Arts students awarded Auckland War Memorial Museum Library Research Grants
The Auckland War Memorial Museum has recently awarded $20,000 worth of library research grants to seven Faculty of Arts students.
Designed to help attract more Faculty of Arts students and staff to its Research Library, the Museum’s offer generated strong interest among students and staff, with 17 high quality applications sent to the Museum and Cultural Heritage selection committee.
The seven successful applicants will present their research to an audience at the Auckland War Memorial Museum or alternatively, within a thesis publication.

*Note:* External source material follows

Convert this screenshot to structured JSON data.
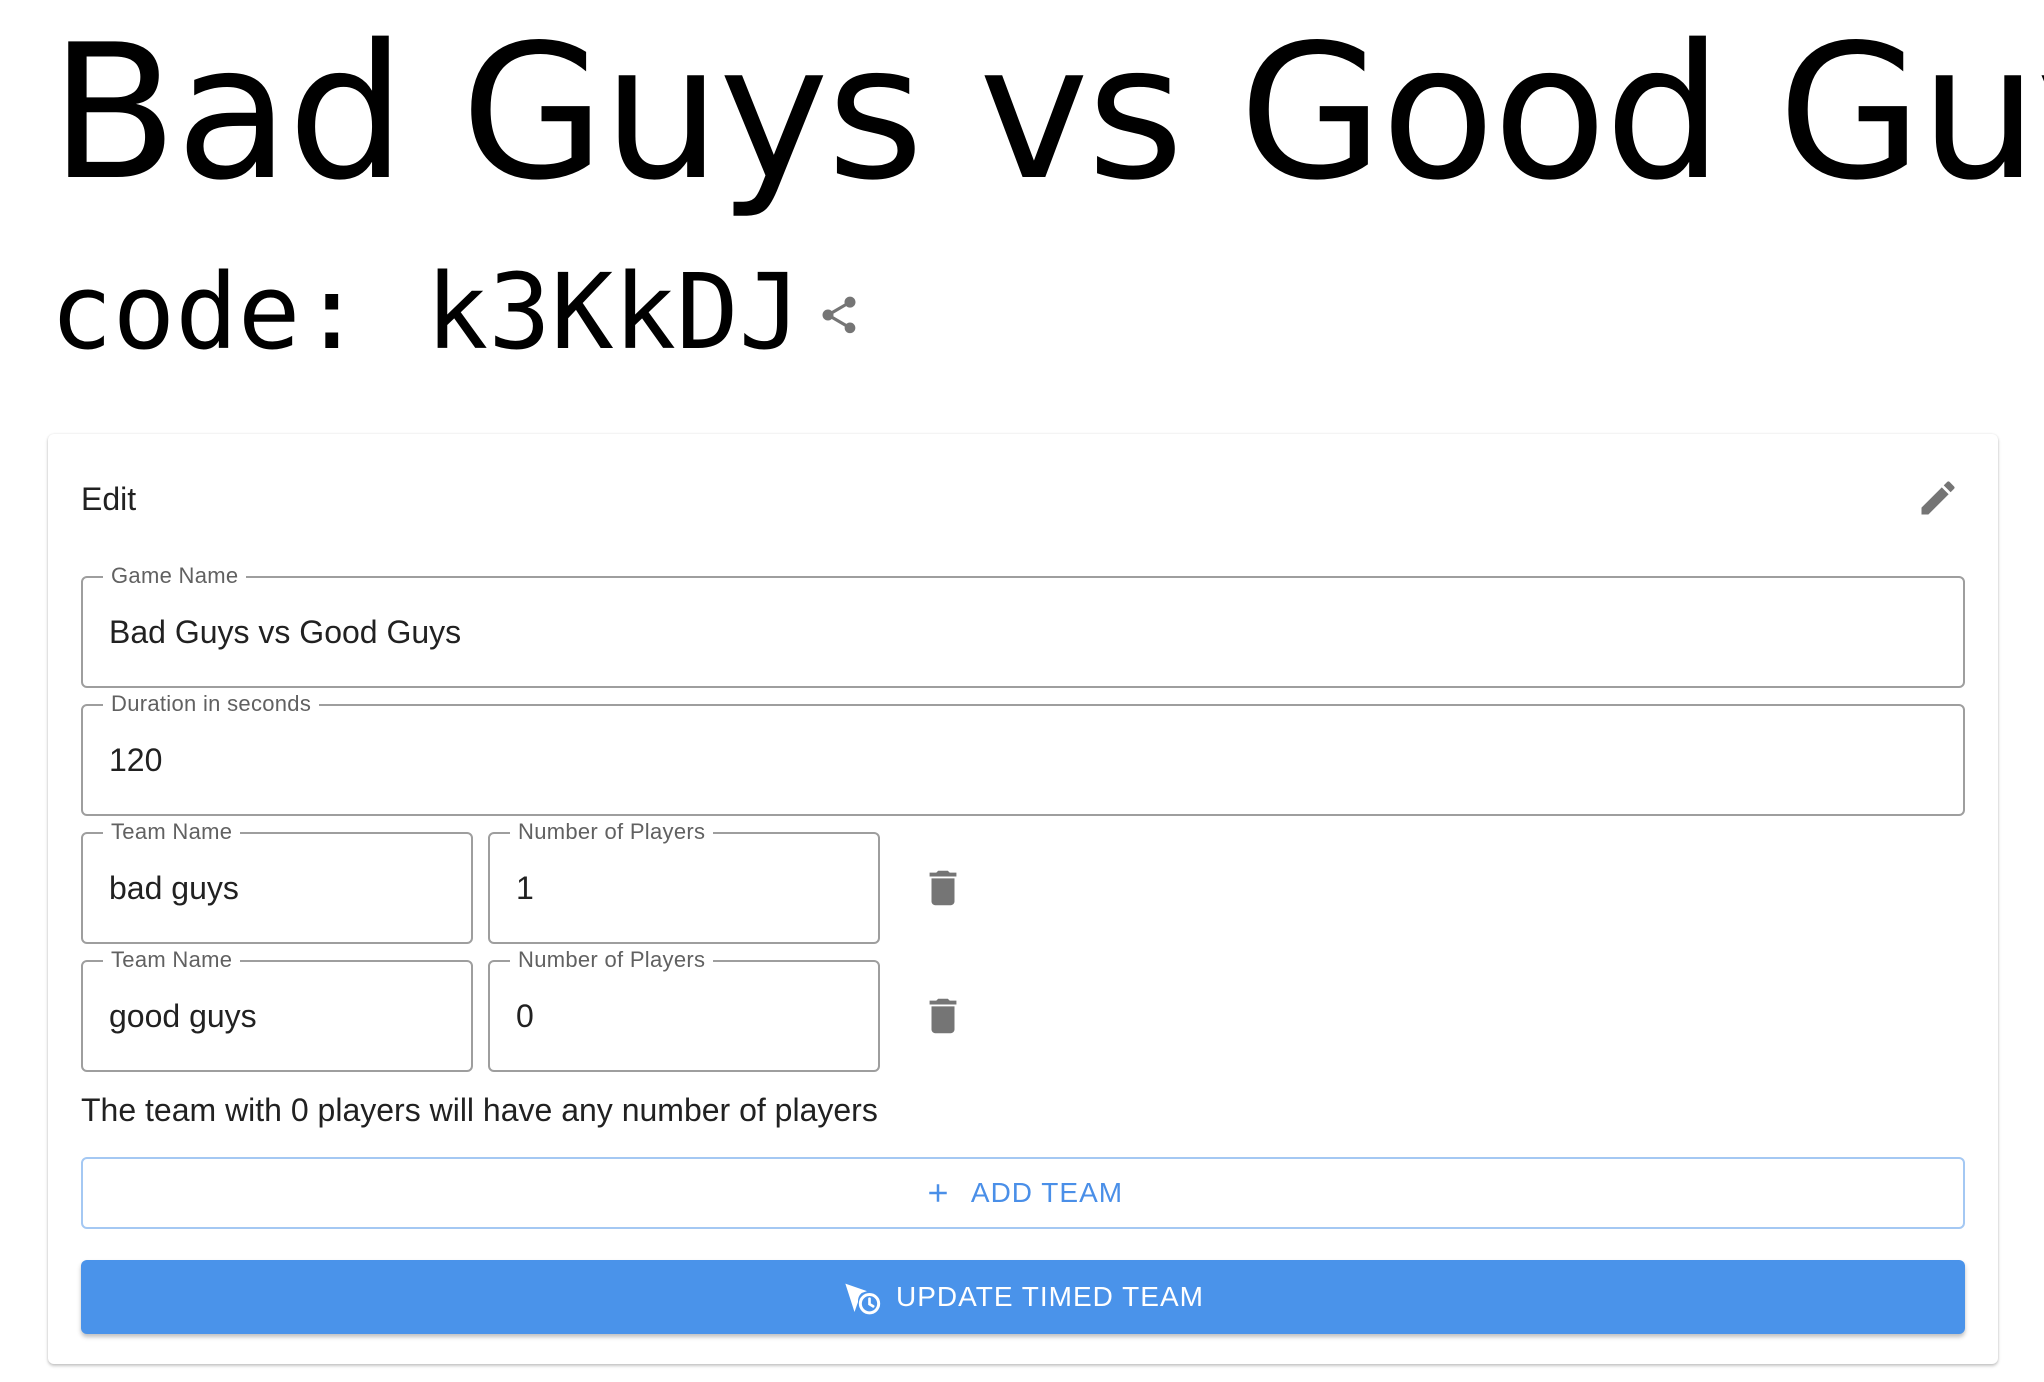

Research will primarily use the Museum Library’s documentary heritage, manuscripts and archives, photographs, ephemera, maps, publications including early newspapers resources and will focus on one or more of the following programmes:
- Auckland studies
- Origin, evolution and biogeography of the flora and fauna of New Zealand
- History and development of cultures
- Significance and meaning of collections associated with human history
- New Zealanders at war
The seven successful students are:
Alex Jespersen - European Languages and Literatures
To investigate the content and role of The Pull-thro’ , a periodical produced by the New Zealand Expeditionary Force soldiers stationed in Samoa during the New Zealand military occupation of German Samoa during World War 1.
Charlotte Warner - Anthropology
Research into the manner in which archival and material records might be combined to produce an alternative reading of the past. Research is into Ewelme Cottage, Auckland, and the Lush family who owned this cottage for more than 100 years. Records provide a context and on-going insight into the lives of family members and offer the potential for a unique view of Auckland’s history.
Genevieve de Pont - History
Research centred on travel diaries written by New Zealanders who journeyed abroad between the end of the First World War and 1963. The project aims to shed light on the diversity of travel experiences in this period, the travel cultures these tourists participated in, and the creative ways they recorded and processed their experiences.
Georgie Craw - History
An estimated one thousand Māori travellers left New Zealand during the period 1769-1840. This thesis aims to interrogate not only the overseas experiences of Māori who left New Zealand as the companions of Europeans, but also of the Māori travellers who worked on ships and found themselves in all corners of the world. Such a study of Māori mobility and activity may work to suggest that they were more cosmopolitan prior to the 1840s than is popularly believed
Jennifer Ashton - History
Utilising a series of digitised ink drawings made by John Webster during a trip through the Pacific during the early 1850s, I will use the drawings as the basis of a study of Webster’s Pacific voyage particularly from the point of view of his evolving ethnological views of the Pacific peoples, how they differed from location to location and how these views were shaped by his interaction with local populations.
Richard Wolfe - Art History
I intend to examine the process whereby the indigenous cultures of the Pacific region have been collected and exhibited in the museums of Europe, and subsequently, New Zealand.
My study will cover such areas as early collection and exhibition policies, the transition in classification from ethnology to art, the implications of biculturalism, and the extent to which indigenous societies are able to determine developments within museums.
Rigel Sorzano - Art History
Historiography and analysis of archival material relating to the exhibition of New Zealand applied arts and design objects from 1840 to date, nationally and internationally. Part of wider research relating to critical frameworks for understanding and experiencing applied arts and design objects.